We have to keep saying this: Suppressing the votes of Democrats is the whole point of these laws and procedures. Republicans claim to worry about “voter fraud,” and journalists dutifully repeat those claims because when one party says something over and over, you’re supposed to treat it as though it is serious. But everyone knows it’s nonsense. Voter fraud is almost nonexistent, and Republicans aren’t motivated by some deeply held abstract principle about the integrity of elections that they apply whether it helps them or not. It’s just a lie.

It’s also an example of how Republicans, who complain all the time about the stifling hand of big government, use their power to weaponize bureaucracy against people they don’t like. They impose “work requirements” on programs such as Medicaid, forcing recipients to navigate a bureaucratic maze in order to maintain their benefits — and if you make a mistake on a form, you can lose your health insurance. Did someone input an “i” in your name when it’s actually an “l”? Sorry, we’re suspending your registration. Haven’t voted in a couple of elections?
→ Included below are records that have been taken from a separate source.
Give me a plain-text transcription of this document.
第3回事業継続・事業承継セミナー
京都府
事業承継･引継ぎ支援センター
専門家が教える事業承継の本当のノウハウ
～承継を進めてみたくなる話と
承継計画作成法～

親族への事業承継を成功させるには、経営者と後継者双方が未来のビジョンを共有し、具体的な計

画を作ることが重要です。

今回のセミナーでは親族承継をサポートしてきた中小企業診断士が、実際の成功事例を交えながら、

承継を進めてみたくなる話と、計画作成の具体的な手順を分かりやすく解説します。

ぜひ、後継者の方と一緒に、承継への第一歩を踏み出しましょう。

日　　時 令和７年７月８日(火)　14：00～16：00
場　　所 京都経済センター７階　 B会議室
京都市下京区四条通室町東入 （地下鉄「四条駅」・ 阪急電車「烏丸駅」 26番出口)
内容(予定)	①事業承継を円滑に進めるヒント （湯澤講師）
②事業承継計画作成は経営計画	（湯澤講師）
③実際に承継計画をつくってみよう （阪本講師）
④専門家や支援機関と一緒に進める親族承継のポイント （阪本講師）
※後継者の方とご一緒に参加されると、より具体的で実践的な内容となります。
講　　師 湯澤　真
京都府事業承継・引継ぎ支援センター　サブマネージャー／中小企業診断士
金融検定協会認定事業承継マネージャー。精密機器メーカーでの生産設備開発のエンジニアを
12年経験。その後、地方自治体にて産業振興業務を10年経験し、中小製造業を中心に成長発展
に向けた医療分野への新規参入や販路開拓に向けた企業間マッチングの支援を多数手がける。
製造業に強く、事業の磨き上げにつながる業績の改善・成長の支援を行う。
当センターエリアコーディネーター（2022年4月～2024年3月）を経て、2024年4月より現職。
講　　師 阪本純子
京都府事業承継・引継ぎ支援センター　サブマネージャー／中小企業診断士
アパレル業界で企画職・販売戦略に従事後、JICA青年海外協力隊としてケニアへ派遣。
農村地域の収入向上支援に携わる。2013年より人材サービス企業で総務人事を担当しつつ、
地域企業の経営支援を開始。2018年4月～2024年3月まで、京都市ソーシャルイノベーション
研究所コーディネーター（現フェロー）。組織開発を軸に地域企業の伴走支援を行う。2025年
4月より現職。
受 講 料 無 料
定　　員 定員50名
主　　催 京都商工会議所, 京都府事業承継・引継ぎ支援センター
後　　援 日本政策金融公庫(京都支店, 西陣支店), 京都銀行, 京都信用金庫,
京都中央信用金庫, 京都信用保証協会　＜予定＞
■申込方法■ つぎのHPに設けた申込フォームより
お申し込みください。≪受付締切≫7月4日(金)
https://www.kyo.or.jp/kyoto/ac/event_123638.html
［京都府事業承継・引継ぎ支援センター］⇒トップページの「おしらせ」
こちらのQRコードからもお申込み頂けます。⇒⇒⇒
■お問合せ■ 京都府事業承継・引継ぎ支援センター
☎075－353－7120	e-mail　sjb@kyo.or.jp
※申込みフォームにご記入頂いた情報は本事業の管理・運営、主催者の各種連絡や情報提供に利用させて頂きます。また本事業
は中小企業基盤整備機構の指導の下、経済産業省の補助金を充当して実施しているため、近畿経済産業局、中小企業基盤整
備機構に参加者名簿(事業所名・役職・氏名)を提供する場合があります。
We’re purging you from the rolls.

The final and perhaps cruelest piece of this puzzle is that Republicans have closed off the legal avenues for voters to challenge these discriminatory policies. In 2013, the Republican majority on the Supreme Court eviscerated the Voting Rights Act, in a case involving Shelby County, Ga. In a bit of head-spinning illogic, Chief Justice G. Roberts Jr. wrote that “largely because of the Voting Rights Act,” racial discrimination in voting had been greatly reduced, and therefore it was time to gut the Voting Rights Act. As Justice Ruth Bader Ginsburg noted in her dissent, destroying the Voting Rights Act because it had succeeded in limiting discrimination was “like throwing away your umbrella in a rainstorm because you are not getting wet.” Because of the Shelby County v. Holder decision, legal challenges to Kemp’s actions are unlikely to succeed.

Which probably explains why Kemp feels so comfortable doing all this in plain sight.